For Dov the service was a bore. The standings, sittings, and chantings confused him, and he passed the time reading the quaint
Hebrew of the liturgy, all new to him. When the Ezrakh gave a brief talk, Dov was surprised at his clear colloquial Hebrew.
He was half expecting Yiddish.

“K’tiva v’hateema tova!”
the Ezrakh began in his high weak voice. (“A good decree, written and sealed, to you all!”) “This greeting, dear friends,
should not be used at services tomorrow, on the second night of our holiday. Tonight, as we are taught, the righteous and
the wicked receive their final decree. But
bainonim
[mediocrities] have the ten days until Yom Kippur to review their deeds, and true remorse can still change the outcome.”
He stroked his long white beard, glancing around with a little smile. “So you see, if
tomorrow
night you wish your neighbor a good decree, you imply he is not righteous, but a mediocrity!
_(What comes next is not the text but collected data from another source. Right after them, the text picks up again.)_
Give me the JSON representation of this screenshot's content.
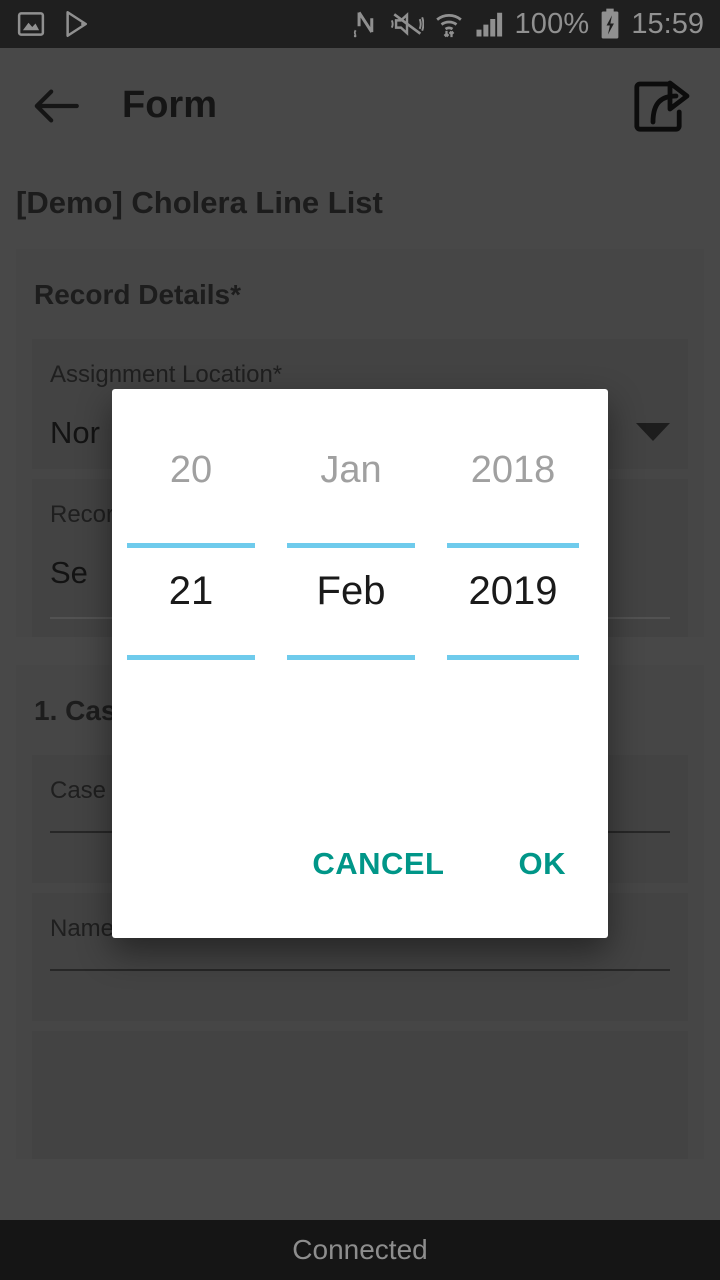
{
  "status_bar": {
    "left_icons": [
      "screenshot-icon",
      "google-play-icon"
    ],
    "right_icons": [
      "nfc-icon",
      "vibrate-mute-icon",
      "wifi-icon",
      "cellular-signal-icon"
    ],
    "battery_percent": "100%",
    "battery_icon": "battery-charging-icon",
    "time": "15:59"
  },
  "app_bar": {
    "back_icon": "back-arrow-icon",
    "title": "Form",
    "share_icon": "share-export-icon"
  },
  "form": {
    "title": "[Demo] Cholera Line List",
    "sections": [
      {
        "heading": "Record Details*",
        "fields": [
          {
            "label": "Assignment Location*",
            "value": "Nor",
            "type": "dropdown"
          },
          {
            "label": "Recor",
            "value": "Se",
            "type": "text"
          }
        ]
      },
      {
        "heading": "1. Cas",
        "fields": [
          {
            "label": "Case r",
            "value": "",
            "type": "text"
          },
          {
            "label": "Name of case",
            "value": "",
            "type": "text"
          }
        ]
      }
    ]
  },
  "date_picker": {
    "columns": [
      {
        "name": "day",
        "previous": "20",
        "selected": "21"
      },
      {
        "name": "month",
        "previous": "Jan",
        "selected": "Feb"
      },
      {
        "name": "year",
        "previous": "2018",
        "selected": "2019"
      }
    ],
    "cancel_label": "CANCEL",
    "ok_label": "OK",
    "accent_color": "#009688",
    "divider_color": "#6fcbec"
  },
  "connection_bar": {
    "status": "Connected"
  }
}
Yet how can you be sure? We
must judge every man on the side of merit. All the same, my friends, I give you permission to wish
me
a good decree tomorrow night, because to my pain, I am a mediocrity of mediocrities, and I thank the Creator for the Ten
Days of Repentance.”

Dov asked Galia, when they came out amid the chattering congregants, “How was it in purdah?” The women were all staring at
his father.

“Oh, b’seder, but I sure got funny looks. Mostly old ladies in there. I guess the young ones are home making dinner.” The
first stars were out in the clear violet Jerusalem sky, and a cool breeze was blowing. “General, I told Mama that Dov and
I would walk to the Wall after services. So enjoy dinner, and we’ll be back later.”

“Shana tova,” he said, with a paternal wistful smile. Those two could skip dinner or do what they pleased. The world was theirs.

Hand in hand they walked downhill, across a valley and up the slope to the Old City. More tense than he had been while flying
over Syria, Dov wondered how to speak a serious word, meantime telling Galia about a tank column that had broken through here
to the Jaffa Gate in the Six-Day War. He had learned this in an army tour of battle sites for recruits. The route was unmarked,
just so many hilly streets and vacant weed-choked lots.